It’s often quipped that Holism is something that others say, but only herbalists do. There is some truth in this – herbal medicine is the broadest and most versatile of therapies, whilst close observation of the plant world tends to lead us towards a more open and inclusive world-view. Holism is the ideal context in which to practise herbal medicine – formalised paradigms ultimately limit potential and ‘lower the ceiling’ on what can be achieved with herbs. It’s amusing to note how often holism is quoted as the antithesis of reductionism (the prime methodology of western material science). This is not true: reductionism is an aspect of holism, albeit a small one, that in the grand scale of things needs to be kept firmly in its place.

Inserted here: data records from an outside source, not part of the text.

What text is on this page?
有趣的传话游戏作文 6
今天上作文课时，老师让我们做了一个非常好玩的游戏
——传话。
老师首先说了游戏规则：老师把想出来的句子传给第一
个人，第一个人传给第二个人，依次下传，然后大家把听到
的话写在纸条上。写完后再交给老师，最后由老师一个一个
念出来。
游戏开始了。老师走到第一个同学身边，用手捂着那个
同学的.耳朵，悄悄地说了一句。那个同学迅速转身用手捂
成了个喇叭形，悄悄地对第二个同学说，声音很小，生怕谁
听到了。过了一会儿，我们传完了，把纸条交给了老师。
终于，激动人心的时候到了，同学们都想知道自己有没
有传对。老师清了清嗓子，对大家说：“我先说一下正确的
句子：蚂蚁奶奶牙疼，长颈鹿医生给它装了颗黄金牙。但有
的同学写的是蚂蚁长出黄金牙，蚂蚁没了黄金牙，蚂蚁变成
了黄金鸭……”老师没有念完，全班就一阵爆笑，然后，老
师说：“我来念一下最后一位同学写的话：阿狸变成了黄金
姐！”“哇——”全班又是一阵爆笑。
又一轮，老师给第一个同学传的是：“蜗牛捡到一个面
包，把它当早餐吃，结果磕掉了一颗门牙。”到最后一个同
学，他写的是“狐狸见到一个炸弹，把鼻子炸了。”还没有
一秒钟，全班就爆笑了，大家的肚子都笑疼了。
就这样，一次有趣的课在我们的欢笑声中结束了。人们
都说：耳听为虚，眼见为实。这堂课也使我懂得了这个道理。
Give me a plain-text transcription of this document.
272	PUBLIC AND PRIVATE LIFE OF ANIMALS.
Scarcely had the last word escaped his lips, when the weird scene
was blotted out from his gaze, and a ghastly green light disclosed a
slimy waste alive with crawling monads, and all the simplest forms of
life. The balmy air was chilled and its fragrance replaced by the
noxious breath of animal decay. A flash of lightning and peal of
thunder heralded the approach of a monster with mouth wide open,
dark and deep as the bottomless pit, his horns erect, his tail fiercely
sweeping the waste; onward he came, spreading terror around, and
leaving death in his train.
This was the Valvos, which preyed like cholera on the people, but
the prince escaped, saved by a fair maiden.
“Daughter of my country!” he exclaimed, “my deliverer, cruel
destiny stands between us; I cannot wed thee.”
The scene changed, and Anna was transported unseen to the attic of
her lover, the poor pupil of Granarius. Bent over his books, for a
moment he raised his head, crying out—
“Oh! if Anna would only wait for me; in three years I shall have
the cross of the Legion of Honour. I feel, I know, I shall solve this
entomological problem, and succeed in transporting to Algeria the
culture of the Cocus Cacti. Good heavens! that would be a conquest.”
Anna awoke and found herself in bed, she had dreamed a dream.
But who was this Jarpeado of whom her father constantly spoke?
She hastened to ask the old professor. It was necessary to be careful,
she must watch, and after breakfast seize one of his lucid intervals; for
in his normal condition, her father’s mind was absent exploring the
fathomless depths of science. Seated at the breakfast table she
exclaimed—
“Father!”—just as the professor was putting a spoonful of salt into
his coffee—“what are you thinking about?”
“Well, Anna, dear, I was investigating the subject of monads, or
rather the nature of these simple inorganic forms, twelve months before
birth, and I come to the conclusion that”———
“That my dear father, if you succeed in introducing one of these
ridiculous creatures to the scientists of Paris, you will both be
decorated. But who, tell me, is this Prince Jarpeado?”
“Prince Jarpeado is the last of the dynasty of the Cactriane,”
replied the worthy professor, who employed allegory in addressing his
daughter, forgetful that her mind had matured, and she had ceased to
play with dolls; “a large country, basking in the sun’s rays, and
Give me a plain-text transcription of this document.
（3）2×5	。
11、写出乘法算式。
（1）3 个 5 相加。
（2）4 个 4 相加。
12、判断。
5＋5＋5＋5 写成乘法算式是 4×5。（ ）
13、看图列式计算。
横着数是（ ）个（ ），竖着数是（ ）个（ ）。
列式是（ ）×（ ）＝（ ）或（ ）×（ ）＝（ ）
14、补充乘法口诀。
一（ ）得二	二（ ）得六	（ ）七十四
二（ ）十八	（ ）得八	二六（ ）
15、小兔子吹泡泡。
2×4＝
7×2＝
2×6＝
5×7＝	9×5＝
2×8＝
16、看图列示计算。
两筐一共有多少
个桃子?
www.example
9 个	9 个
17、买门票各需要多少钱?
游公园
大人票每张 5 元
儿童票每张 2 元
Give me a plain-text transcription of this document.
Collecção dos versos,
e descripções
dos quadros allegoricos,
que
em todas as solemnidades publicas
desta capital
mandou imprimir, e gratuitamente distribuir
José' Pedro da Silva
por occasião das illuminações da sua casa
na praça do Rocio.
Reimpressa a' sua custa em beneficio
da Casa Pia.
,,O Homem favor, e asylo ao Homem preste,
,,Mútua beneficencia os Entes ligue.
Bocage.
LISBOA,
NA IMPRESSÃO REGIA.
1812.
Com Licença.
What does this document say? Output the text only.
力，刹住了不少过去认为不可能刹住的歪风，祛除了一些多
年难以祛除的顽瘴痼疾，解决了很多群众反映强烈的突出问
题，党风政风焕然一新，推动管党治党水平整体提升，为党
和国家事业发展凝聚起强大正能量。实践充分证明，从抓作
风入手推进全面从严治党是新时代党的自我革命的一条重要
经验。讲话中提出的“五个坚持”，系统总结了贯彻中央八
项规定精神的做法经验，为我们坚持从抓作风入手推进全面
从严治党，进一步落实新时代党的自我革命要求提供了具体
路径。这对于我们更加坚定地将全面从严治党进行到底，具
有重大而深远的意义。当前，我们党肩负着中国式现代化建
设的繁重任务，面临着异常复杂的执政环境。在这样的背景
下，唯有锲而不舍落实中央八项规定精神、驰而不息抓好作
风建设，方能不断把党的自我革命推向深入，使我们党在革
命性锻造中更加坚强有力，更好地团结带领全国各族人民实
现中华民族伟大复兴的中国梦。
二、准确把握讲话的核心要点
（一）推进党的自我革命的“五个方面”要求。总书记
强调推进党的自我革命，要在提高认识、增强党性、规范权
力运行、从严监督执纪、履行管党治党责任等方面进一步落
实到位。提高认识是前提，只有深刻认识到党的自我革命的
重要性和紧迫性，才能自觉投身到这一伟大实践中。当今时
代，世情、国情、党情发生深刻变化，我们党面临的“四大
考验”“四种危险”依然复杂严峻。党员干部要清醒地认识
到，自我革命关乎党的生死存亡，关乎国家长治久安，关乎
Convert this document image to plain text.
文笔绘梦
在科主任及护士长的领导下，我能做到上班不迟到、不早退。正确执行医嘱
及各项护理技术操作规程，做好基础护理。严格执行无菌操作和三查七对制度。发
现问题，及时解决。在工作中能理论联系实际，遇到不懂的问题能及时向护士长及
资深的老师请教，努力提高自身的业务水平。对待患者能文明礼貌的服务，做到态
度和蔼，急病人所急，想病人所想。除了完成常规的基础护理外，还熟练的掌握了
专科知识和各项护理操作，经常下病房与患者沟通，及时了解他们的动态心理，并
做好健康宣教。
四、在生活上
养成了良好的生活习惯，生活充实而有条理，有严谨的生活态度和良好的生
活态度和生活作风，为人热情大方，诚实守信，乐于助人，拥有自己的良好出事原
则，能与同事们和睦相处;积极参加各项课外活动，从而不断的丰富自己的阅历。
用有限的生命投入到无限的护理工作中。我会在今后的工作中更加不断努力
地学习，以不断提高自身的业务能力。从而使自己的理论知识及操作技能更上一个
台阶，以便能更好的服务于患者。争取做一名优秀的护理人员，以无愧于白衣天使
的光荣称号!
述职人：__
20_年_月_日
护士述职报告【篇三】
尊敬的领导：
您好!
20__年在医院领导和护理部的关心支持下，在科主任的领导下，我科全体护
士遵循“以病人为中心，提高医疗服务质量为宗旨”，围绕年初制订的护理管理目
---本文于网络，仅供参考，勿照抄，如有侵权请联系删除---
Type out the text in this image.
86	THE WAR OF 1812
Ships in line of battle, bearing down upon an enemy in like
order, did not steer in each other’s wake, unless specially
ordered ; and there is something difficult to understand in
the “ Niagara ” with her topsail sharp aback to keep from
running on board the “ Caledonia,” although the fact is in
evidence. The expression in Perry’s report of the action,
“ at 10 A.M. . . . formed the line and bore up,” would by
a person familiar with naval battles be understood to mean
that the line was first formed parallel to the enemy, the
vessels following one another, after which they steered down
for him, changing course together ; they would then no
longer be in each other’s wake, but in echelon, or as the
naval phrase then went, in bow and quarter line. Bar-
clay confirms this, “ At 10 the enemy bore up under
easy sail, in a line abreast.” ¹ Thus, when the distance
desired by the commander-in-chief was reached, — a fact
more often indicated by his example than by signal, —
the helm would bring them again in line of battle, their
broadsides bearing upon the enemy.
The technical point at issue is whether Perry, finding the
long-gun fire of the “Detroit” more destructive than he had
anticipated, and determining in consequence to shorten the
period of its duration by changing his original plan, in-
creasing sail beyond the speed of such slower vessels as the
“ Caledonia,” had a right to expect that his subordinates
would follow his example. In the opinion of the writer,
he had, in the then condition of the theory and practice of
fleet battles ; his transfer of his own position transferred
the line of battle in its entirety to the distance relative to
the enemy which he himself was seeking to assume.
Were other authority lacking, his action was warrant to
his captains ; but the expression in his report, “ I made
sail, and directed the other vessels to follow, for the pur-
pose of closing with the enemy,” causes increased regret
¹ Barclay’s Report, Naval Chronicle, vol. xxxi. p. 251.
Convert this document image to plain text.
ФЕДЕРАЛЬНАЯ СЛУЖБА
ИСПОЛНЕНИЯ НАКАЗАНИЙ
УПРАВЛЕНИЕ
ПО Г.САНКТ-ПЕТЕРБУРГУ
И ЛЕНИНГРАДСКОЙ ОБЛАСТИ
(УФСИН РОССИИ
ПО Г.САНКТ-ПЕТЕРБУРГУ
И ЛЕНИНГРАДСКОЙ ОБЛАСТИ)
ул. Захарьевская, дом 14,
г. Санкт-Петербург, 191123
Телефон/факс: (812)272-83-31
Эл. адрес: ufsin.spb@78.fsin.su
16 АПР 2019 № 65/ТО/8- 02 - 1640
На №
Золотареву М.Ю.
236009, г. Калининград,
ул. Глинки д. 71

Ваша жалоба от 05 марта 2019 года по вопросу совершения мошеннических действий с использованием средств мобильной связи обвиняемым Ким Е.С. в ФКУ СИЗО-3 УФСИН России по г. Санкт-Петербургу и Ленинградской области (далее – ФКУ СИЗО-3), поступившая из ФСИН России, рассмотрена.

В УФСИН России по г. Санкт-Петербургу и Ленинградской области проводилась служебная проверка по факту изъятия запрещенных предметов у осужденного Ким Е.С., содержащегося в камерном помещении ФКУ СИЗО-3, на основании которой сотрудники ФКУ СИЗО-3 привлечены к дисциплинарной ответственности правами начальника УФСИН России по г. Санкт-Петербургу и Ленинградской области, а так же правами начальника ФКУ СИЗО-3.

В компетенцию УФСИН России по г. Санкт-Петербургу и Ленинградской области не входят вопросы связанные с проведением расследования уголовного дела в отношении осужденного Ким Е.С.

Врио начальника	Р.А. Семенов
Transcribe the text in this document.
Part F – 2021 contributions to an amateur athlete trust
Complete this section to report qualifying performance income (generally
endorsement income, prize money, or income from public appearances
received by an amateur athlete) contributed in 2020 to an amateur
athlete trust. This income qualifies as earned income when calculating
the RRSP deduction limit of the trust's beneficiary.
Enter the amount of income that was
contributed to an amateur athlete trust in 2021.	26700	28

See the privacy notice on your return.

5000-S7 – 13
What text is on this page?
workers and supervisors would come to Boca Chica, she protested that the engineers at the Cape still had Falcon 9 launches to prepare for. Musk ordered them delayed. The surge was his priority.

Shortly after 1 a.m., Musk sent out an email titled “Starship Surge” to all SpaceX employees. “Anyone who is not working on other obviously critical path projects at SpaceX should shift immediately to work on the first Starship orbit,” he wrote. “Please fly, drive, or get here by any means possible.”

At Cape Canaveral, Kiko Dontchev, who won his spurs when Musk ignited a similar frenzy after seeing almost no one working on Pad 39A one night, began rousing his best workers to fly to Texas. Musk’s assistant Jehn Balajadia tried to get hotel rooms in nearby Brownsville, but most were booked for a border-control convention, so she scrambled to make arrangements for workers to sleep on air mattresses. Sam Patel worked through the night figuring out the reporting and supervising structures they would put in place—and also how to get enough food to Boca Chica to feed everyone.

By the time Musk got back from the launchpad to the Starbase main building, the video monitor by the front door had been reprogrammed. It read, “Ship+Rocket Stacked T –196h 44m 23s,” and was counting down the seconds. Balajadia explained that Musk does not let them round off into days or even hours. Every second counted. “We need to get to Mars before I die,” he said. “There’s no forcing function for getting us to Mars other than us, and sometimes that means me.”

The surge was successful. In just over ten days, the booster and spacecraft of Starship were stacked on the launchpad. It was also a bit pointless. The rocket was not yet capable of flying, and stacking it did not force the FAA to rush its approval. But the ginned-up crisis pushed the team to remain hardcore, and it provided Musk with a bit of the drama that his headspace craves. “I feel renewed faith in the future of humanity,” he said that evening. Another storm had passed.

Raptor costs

Holism is not a paradigm, it’s a philosophy – albeit the most all-embracing of philosophies – embodied in the disarmingly simple statement, ‘everything is connected to everything else’. Nevertheless what follows is one of a number of versions of the ‘Paradigm of Holism’, having its origins in the 1970s when work first started to reestablish holistic principles in western healing traditions. This said, as a series of affirmations, characteristic of holism and of critical interest to practitioners of all sorts, it serves as a tremendous source of guidance and inspiration: –

  • Each patient is treated as a unique whole person – body, mind and spirit, – and in the context of family, community, culture and environment.
  • Holistic medicine emphasises the responsibility of each individual for his or her own health. Good therapy promotes understanding and self-care rather than treatment and dependence. Holistic medicine uses therapeutic approaches that mobilise the individual’s innate capacity for healing.
  • Holistic medicine promotes health as a positive state, not just an absence of disease. Likewise illness is seen as an opportunity for discovery as well as a misfortune.
  • Holistic medicine acknowledges that the cornerstones of health are good nutrition, good exercise, good relaxation and good sleep.
  • Holistic medicine makes use of perceptions and diagnostic systems additional to those validated by western material science.
  • Holistic medicine emphasises the potential therapeutic value of the setting in which health care takes place.
  • Holistic medicine demands an understanding of and a commitment to change those social, economic and environmental conditions that perpetuate ill health.
  • Holistic practitioners are not judgmental – rather they assist their patients in pursuing their own life choices according to their own beliefs.
  • Holistic medicine transforms its practitioners as well as its patients.